'Re-ravelling' the credit market in urban Tanzania: are property rights the answer to credit market failure?
Does offering property rights to women and men lead to a rapid expansion of credit demand? How important are adverse selection and moral hazard considerations as constraints to the provision of credit to (potential) urban microentrepreneurs? Can credit markets that have "unravelled" be rebuilt? Do specific programmes to offer titles to women affect credit demand differentially?
RESEARCH QUESTION
Recent experimental studies on microcredit have begun to reveal its mechanisms and limitations. In particular, Banerjee, Duflo, Glennerster and Kinnan (2009) provide evidence that any positive impacts of microcredit are concentrated among those with the potential to start a microenterprise, but who would not be able to do so in the absence of credit. But introducing microcredit is not quite the same as solving the underlying causes of credit market failure, and therefore does not necessarily establish a sustainable market solution. The causes of credit market failure are typically understood of taking two forms: first, adverse selection and moral hazard problems that create a relative vacuum in the existing credit market; and second, contract enforcement problems, that limit the extension of credit for potentially profitable projects in the first place. Collateral may not resolve these market failures per se, but offers a mechanism for credit providers to screen, and not just on the basis of potential profitable projects.
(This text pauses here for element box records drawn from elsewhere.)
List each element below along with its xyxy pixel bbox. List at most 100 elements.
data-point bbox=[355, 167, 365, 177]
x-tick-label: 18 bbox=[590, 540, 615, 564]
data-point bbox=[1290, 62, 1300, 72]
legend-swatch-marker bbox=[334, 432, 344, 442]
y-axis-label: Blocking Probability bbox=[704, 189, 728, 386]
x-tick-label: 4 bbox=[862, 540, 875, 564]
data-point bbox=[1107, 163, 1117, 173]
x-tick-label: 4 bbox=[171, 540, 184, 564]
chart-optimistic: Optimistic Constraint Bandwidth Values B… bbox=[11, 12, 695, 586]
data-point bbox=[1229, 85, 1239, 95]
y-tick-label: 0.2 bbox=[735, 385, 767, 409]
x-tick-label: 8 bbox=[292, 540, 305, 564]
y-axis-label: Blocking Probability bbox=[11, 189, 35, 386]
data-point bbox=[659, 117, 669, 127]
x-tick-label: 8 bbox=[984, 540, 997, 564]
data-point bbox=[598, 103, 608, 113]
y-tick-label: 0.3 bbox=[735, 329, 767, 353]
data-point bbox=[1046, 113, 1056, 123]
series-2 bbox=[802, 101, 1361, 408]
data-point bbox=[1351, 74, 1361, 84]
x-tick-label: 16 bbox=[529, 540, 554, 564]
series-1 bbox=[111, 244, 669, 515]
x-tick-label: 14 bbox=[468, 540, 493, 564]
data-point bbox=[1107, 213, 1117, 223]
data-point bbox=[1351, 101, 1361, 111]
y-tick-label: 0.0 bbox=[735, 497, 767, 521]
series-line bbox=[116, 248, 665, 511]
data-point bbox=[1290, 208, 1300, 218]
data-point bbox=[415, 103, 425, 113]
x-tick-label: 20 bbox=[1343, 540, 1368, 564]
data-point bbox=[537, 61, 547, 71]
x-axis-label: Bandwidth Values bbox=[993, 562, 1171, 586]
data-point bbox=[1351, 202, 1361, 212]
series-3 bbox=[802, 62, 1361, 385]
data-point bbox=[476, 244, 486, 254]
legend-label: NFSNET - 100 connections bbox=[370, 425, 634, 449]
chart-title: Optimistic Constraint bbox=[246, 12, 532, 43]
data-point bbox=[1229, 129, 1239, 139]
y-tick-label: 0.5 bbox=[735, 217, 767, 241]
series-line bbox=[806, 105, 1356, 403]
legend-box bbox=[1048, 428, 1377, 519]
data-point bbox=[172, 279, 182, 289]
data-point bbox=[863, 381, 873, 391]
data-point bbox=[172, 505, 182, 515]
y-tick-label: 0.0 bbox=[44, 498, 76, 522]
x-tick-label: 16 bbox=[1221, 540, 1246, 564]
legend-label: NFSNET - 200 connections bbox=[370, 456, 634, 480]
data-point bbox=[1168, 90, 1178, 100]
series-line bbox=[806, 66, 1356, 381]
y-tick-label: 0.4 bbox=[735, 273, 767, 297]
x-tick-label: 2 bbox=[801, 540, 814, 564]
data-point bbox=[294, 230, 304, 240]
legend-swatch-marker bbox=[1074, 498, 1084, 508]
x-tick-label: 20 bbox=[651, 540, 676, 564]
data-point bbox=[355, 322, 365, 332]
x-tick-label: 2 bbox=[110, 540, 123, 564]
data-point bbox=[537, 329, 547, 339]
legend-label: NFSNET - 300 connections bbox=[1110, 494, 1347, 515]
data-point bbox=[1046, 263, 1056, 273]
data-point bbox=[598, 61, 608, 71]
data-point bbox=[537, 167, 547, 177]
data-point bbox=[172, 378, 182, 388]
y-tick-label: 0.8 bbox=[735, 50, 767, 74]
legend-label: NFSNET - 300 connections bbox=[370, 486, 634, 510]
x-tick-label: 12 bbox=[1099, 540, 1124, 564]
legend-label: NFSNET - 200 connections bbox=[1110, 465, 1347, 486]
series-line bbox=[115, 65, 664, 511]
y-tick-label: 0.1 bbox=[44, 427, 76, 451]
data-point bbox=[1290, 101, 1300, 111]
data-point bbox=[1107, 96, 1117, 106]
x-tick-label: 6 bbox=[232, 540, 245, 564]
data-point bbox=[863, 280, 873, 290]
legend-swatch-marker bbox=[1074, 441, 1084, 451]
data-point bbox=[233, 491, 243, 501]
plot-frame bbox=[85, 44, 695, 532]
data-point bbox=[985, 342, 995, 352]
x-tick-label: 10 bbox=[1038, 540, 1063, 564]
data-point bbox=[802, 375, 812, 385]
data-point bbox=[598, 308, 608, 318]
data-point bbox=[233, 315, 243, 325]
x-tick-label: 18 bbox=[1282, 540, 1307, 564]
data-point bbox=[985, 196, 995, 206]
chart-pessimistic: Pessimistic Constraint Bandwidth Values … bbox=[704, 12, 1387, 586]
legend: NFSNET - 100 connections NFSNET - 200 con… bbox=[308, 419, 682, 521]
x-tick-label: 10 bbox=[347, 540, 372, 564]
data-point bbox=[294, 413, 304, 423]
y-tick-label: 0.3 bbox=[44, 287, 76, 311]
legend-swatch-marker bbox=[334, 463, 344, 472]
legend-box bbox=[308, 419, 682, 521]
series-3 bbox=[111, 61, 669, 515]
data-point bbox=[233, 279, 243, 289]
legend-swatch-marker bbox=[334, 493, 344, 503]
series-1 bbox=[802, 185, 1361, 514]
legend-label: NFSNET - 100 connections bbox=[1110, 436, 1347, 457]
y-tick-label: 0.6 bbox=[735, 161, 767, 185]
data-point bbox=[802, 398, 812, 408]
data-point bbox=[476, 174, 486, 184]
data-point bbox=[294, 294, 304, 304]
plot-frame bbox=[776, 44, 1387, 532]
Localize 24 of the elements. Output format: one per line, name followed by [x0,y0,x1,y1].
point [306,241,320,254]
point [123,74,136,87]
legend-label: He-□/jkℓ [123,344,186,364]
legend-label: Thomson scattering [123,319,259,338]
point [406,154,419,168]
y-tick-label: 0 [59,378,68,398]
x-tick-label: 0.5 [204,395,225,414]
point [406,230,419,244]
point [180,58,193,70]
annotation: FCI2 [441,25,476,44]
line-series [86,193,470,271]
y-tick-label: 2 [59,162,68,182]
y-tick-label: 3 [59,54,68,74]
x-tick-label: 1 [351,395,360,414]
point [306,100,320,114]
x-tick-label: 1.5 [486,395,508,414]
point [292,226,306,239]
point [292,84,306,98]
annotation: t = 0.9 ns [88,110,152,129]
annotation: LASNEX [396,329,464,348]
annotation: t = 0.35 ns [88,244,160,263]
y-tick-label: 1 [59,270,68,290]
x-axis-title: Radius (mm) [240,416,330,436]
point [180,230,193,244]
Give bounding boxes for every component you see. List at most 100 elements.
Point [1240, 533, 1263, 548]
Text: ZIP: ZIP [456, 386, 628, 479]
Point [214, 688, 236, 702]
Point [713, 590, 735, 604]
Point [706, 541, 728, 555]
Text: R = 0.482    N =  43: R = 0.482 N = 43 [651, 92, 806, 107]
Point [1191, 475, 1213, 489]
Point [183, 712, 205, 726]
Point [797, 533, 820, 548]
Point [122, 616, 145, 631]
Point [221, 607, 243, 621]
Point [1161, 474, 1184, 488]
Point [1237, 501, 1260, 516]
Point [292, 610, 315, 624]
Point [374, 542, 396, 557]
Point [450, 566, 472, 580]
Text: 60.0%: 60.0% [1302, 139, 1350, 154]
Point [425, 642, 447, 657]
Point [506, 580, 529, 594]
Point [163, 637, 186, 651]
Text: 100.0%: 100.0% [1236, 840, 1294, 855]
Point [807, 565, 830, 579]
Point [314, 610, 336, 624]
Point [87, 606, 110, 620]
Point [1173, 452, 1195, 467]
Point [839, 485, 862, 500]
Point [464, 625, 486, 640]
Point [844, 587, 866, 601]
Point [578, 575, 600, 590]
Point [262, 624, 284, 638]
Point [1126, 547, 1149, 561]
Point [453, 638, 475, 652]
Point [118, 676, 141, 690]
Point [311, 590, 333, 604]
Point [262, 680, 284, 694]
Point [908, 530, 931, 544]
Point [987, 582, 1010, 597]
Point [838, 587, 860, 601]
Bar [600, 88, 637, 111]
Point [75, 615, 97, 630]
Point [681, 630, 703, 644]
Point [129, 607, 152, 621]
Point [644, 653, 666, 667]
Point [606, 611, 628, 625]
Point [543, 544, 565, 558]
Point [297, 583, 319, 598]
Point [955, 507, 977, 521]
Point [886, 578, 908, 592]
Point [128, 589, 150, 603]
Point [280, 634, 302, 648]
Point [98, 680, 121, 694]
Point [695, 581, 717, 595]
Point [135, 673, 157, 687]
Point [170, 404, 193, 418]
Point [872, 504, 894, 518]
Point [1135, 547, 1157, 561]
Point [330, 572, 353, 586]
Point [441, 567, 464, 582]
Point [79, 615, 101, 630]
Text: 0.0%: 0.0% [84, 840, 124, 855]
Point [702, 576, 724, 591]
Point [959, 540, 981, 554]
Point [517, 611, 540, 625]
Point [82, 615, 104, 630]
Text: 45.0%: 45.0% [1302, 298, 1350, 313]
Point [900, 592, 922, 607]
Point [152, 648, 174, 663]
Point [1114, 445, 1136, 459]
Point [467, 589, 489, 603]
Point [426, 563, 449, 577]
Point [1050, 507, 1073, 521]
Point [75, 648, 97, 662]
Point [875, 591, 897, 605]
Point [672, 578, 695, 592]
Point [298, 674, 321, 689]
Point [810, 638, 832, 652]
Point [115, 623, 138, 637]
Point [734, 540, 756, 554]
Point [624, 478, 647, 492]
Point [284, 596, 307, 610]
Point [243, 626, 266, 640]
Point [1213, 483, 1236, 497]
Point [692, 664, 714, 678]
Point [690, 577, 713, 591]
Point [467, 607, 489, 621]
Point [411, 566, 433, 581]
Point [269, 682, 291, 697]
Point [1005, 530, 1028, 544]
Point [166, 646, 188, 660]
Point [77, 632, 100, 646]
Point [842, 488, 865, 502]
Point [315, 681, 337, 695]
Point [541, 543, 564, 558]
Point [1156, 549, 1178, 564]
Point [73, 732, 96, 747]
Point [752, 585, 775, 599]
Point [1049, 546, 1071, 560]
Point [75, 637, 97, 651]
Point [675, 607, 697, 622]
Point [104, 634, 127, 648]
De Soto, for example, has long argued that large numbers of the poor, if offered titles for their land and houses, will start and expand microenterprises using this new opportunity to take up collateralised credit. However, in itself, collateral does not resolve adverse selection and moral hazard. There may also be important differences between men and women in access to collateral, linked to customary rights.
This leads to a number of important research questions: Does offering property rights to women and men lead to a rapid expansion of credit demand? How important are adverse selection and moral hazard considerations as constraints to the provision of credit to (potential) urban microentrepreneurs? Can credit markets that have “unravelled” be rebuilt? Do specific programmes to offer titles to women affect credit demand differentially?